Provided by Shawnee TX
Categories Pork
Time 1h50m
Yield 6 serving(s)
Number Of Ingredients 10
Steps:
- Trim pork of all visible fat.
- Whisk together all remaining ingredients; pour over pork and marinate in refrigerator for 1 hour.
- Put pork and marinade it a small roasting pan or baking dish.
- Roast uncovered for 40 minutes at 350 F.
- Pork should still be slightly pink in the middle.
- Let pork stand for 10 minutes (it will continue to cook).
- Cut into thin slices.
- Drizzle sauce over pork.
- Serve.
Tips:
- Choose a rack of pork that is well-marbled for the best flavor.
- Pat the pork dry before roasting to help the skin crisp up.
- Use a sharp knife to score the skin of the pork to help the fat render out.

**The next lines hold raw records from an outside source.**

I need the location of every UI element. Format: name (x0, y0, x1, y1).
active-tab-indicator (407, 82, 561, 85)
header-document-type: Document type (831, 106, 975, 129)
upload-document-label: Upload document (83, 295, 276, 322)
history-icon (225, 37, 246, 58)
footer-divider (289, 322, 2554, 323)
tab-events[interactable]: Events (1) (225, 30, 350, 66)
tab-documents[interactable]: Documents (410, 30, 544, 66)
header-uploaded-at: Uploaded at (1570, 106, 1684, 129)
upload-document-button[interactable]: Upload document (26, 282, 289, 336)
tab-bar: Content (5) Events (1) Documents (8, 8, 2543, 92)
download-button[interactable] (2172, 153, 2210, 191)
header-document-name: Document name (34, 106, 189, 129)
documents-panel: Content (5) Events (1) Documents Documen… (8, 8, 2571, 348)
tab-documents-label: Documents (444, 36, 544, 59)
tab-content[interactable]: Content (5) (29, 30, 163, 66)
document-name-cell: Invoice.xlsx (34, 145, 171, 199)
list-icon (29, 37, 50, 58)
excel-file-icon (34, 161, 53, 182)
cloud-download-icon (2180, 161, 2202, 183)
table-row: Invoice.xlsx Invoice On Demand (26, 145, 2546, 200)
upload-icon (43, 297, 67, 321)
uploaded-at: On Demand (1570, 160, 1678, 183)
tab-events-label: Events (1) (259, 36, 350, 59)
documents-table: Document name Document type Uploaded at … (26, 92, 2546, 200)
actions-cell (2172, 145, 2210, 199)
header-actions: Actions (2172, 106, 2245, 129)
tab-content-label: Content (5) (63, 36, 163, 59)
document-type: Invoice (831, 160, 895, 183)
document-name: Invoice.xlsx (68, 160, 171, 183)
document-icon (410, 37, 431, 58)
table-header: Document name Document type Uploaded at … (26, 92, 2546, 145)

- Roast the pork at a high temperature for a short amount of time to create a crispy skin and juicy interior.
- Baste the pork with the maple glaze every 15 minutes or so to keep it moist and flavorful.
- Let the pork rest for 10-15 minutes before carving to allow the juices to redistribute.
Conclusion:
Maple roasted rack of pork is a delicious and impressive dish that is perfect for a special occasion. The combination of sweet maple glaze and crispy pork skin is sure to please everyone at the table. With a little planning and effort, you can easily create this restaurant-quality dish at home.